Patients that do not respond to steroid therapy may be responsive to infliximab, a monoclonal antibody against tumor necrosis factor-alpha (TNF-α) (Mandel et al. 2005). The level of circulating TNF-α is increased in patients of sarcoidosis and is also found in the sarcoid nodules (Mandel et al. 2005). Infiximab acts to block the interaction between TFN-α and its receptor binding sites.

Parotid gland swelling is not an uncommon chief complaint, but the consideration of sarcoidosis in its differential diagnosis is not common. The involvement of sarcoidosis in parotid glands is extremely rare. Moreover, it is even rarer for parotid glands to be the primary manifestation site of sarcoidosis. Knowledge of the clinical symptomatology of sarcoidosis and the presence of bilateral parotid gland swelling could be a significant diagnostic clue (Mandel et al. 2005).

References

Surattanont F, Mandel L, Wolinsky B. Bilateral parotid swelling caused by sarcoidosis. J Am Dent Assoc. 2002;133:738-741.

Iannuzzi MC, Rybicki BA, Teirstein AS. Sarcoidosis. New Engl J Med. 2007;357:2153-2165.

Iko BO, Chinwuba CE, Myers EM, Teal JS. Sarcoidosis of the parotid gland. Br J Radiol. 1986;59:547-552.

Greenberg G, Anderson R, Sharpstone P, James DG. Enlargement of parotid gland due to sarcoidosis. Brit Med J. 1964;2:861-862.

James DG, Sharma OP. Parotid gland sarcoidosis. Sarcoidosis Vasc Dif. 2000;17(1):27-32.

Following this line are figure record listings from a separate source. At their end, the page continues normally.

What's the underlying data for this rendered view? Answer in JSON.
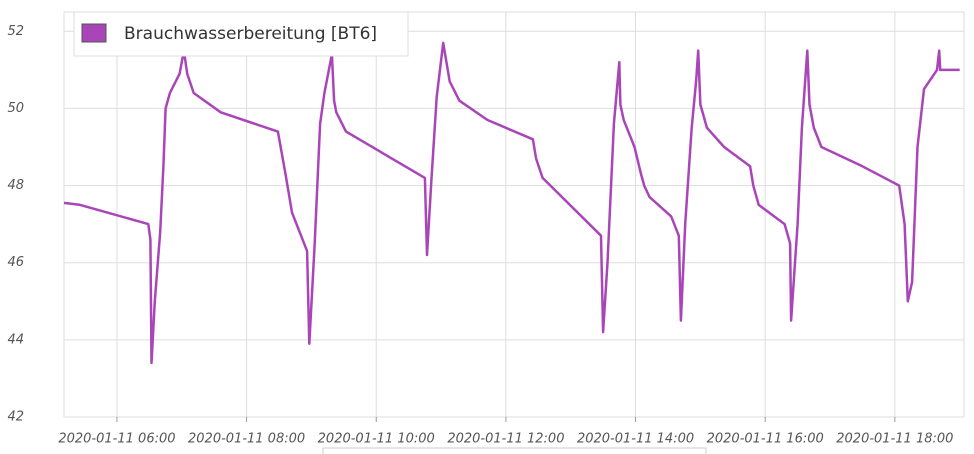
{
  "chart_data": {
    "type": "line",
    "x": [
      "2020-01-11 05:11",
      "2020-01-11 05:26",
      "2020-01-11 06:29",
      "2020-01-11 06:31",
      "2020-01-11 06:32",
      "2020-01-11 06:35",
      "2020-01-11 06:40",
      "2020-01-11 06:43",
      "2020-01-11 06:45",
      "2020-01-11 06:49",
      "2020-01-11 06:58",
      "2020-01-11 07:02",
      "2020-01-11 07:05",
      "2020-01-11 07:11",
      "2020-01-11 07:36",
      "2020-01-11 08:29",
      "2020-01-11 08:36",
      "2020-01-11 08:42",
      "2020-01-11 08:56",
      "2020-01-11 08:58",
      "2020-01-11 09:03",
      "2020-01-11 09:08",
      "2020-01-11 09:12",
      "2020-01-11 09:19",
      "2020-01-11 09:21",
      "2020-01-11 09:23",
      "2020-01-11 09:32",
      "2020-01-11 10:45",
      "2020-01-11 10:47",
      "2020-01-11 10:51",
      "2020-01-11 10:56",
      "2020-01-11 11:02",
      "2020-01-11 11:08",
      "2020-01-11 11:17",
      "2020-01-11 11:43",
      "2020-01-11 12:25",
      "2020-01-11 12:28",
      "2020-01-11 12:34",
      "2020-01-11 13:28",
      "2020-01-11 13:30",
      "2020-01-11 13:34",
      "2020-01-11 13:40",
      "2020-01-11 13:45",
      "2020-01-11 13:46",
      "2020-01-11 13:49",
      "2020-01-11 13:59",
      "2020-01-11 14:05",
      "2020-01-11 14:08",
      "2020-01-11 14:13",
      "2020-01-11 14:33",
      "2020-01-11 14:40",
      "2020-01-11 14:42",
      "2020-01-11 14:46",
      "2020-01-11 14:52",
      "2020-01-11 14:56",
      "2020-01-11 14:58",
      "2020-01-11 15:00",
      "2020-01-11 15:06",
      "2020-01-11 15:22",
      "2020-01-11 15:46",
      "2020-01-11 15:49",
      "2020-01-11 15:54",
      "2020-01-11 16:18",
      "2020-01-11 16:23",
      "2020-01-11 16:24",
      "2020-01-11 16:30",
      "2020-01-11 16:34",
      "2020-01-11 16:39",
      "2020-01-11 16:41",
      "2020-01-11 16:45",
      "2020-01-11 16:52",
      "2020-01-11 17:30",
      "2020-01-11 18:04",
      "2020-01-11 18:09",
      "2020-01-11 18:12",
      "2020-01-11 18:16",
      "2020-01-11 18:21",
      "2020-01-11 18:27",
      "2020-01-11 18:39",
      "2020-01-11 18:41",
      "2020-01-11 18:42",
      "2020-01-11 19:00"
    ],
    "series": [
      {
        "name": "Brauchwasserbereitung [BT6]",
        "color": "#a945b8",
        "values": [
          47.55,
          47.5,
          47.0,
          46.6,
          43.4,
          45.0,
          46.8,
          48.5,
          50.0,
          50.4,
          50.9,
          51.5,
          50.9,
          50.4,
          49.9,
          49.4,
          48.3,
          47.3,
          46.3,
          43.9,
          46.5,
          49.6,
          50.4,
          51.4,
          50.2,
          49.9,
          49.4,
          48.2,
          46.2,
          48.1,
          50.3,
          51.7,
          50.7,
          50.2,
          49.7,
          49.2,
          48.7,
          48.2,
          46.7,
          44.2,
          46.0,
          49.6,
          51.2,
          50.1,
          49.7,
          49.0,
          48.3,
          48.0,
          47.7,
          47.2,
          46.7,
          44.5,
          47.0,
          49.5,
          50.7,
          51.5,
          50.1,
          49.5,
          49.0,
          48.5,
          48.0,
          47.5,
          47.0,
          46.5,
          44.5,
          47.0,
          49.5,
          51.5,
          50.1,
          49.5,
          49.0,
          48.5,
          48.0,
          47.0,
          45.0,
          45.5,
          49.0,
          50.5,
          51.0,
          51.5,
          51.0,
          51.0
        ]
      }
    ],
    "xlim": [
      "2020-01-11 05:11",
      "2020-01-11 19:04"
    ],
    "xticks": [
      "2020-01-11 06:00",
      "2020-01-11 08:00",
      "2020-01-11 10:00",
      "2020-01-11 12:00",
      "2020-01-11 14:00",
      "2020-01-11 16:00",
      "2020-01-11 18:00"
    ],
    "ylim": [
      42,
      52.5
    ],
    "yticks": [
      42,
      44,
      46,
      48,
      50,
      52
    ],
    "grid": true,
    "legend": "top-left"
  }
}
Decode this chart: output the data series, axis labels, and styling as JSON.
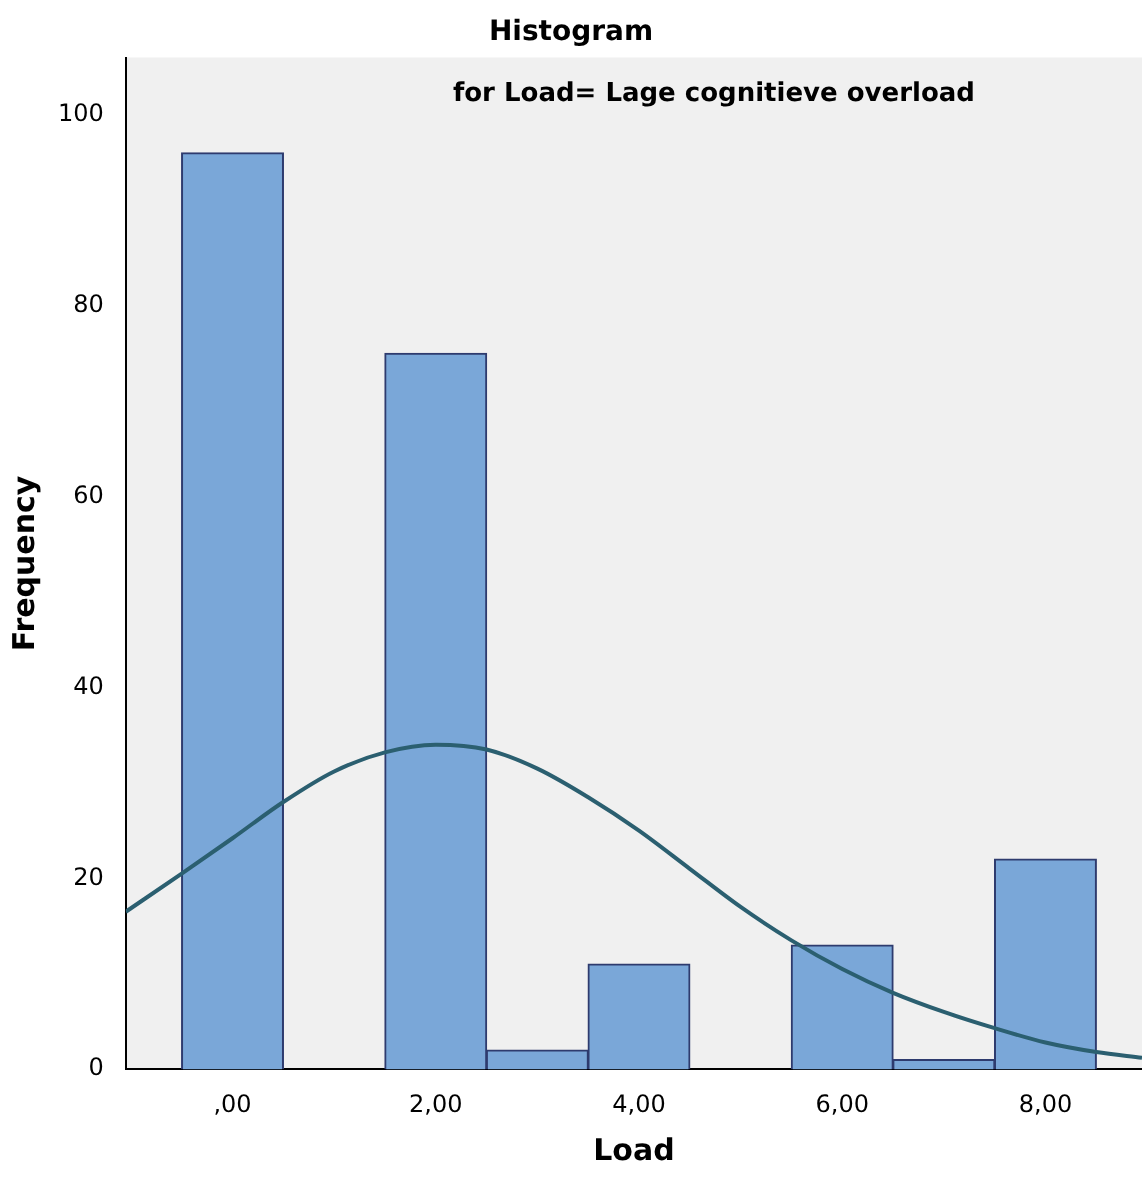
{
  "chart_data": {
    "type": "histogram",
    "title": "Histogram",
    "subtitle": "for Load= Lage cognitieve overload",
    "xlabel": "Load",
    "ylabel": "Frequency",
    "bins": [
      -0.5,
      0.5,
      1.5,
      2.5,
      3.5,
      4.5,
      5.5,
      6.5,
      7.5,
      8.5
    ],
    "values": [
      96,
      0,
      75,
      2,
      11,
      0,
      13,
      1,
      22
    ],
    "color": "#7aa7d8",
    "series": [
      {
        "type": "line",
        "color": "#2b5f70",
        "x": [
          -1.05,
          -0.5,
          0,
          0.5,
          1,
          1.5,
          2,
          2.5,
          3,
          3.5,
          4,
          4.5,
          5,
          5.5,
          6,
          6.5,
          7,
          7.5,
          8,
          8.5,
          8.95
        ],
        "values": [
          16.5,
          20.5,
          24.2,
          28,
          31.2,
          33.2,
          34,
          33.5,
          31.5,
          28.5,
          25,
          21,
          17,
          13.5,
          10.5,
          8,
          6,
          4.3,
          2.8,
          1.8,
          1.2
        ]
      }
    ],
    "xlim": [
      -1.05,
      8.95
    ],
    "xticks": [
      {
        "value": 0,
        "label": ",00"
      },
      {
        "value": 2,
        "label": "2,00"
      },
      {
        "value": 4,
        "label": "4,00"
      },
      {
        "value": 6,
        "label": "6,00"
      },
      {
        "value": 8,
        "label": "8,00"
      }
    ],
    "ylim": [
      0,
      106
    ],
    "yticks": [
      0,
      20,
      40,
      60,
      80,
      100
    ],
    "grid": false,
    "legend": false
  }
}
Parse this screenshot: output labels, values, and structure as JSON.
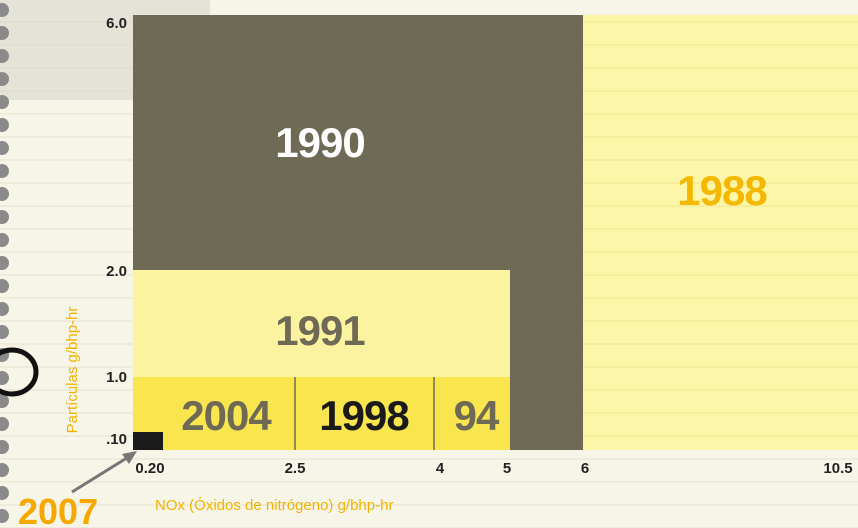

Funk M, Santana O. An unusual presentation of an uncommon disease. Int J Gen Med. 2009;2:259-261.

Sinha R, Gaur SN. Sarcoidosis presenting as acute bilateral parotid swelling. Asian Pac J Allergy. 2004;22:171-174.

Teymoortash A, Werner JA. Parotid gland involvement in sarcoidosis: sonographic features. J Clin Ultrasound. 2009;37(9):507-510.

Mandel L, Wolinsky B, Chalom EC. Treatment of refractory sarcoidal parotid gland swelling in a previously reported unresponsive case. J Am Dent Assoc. 2005;136:1282-1285.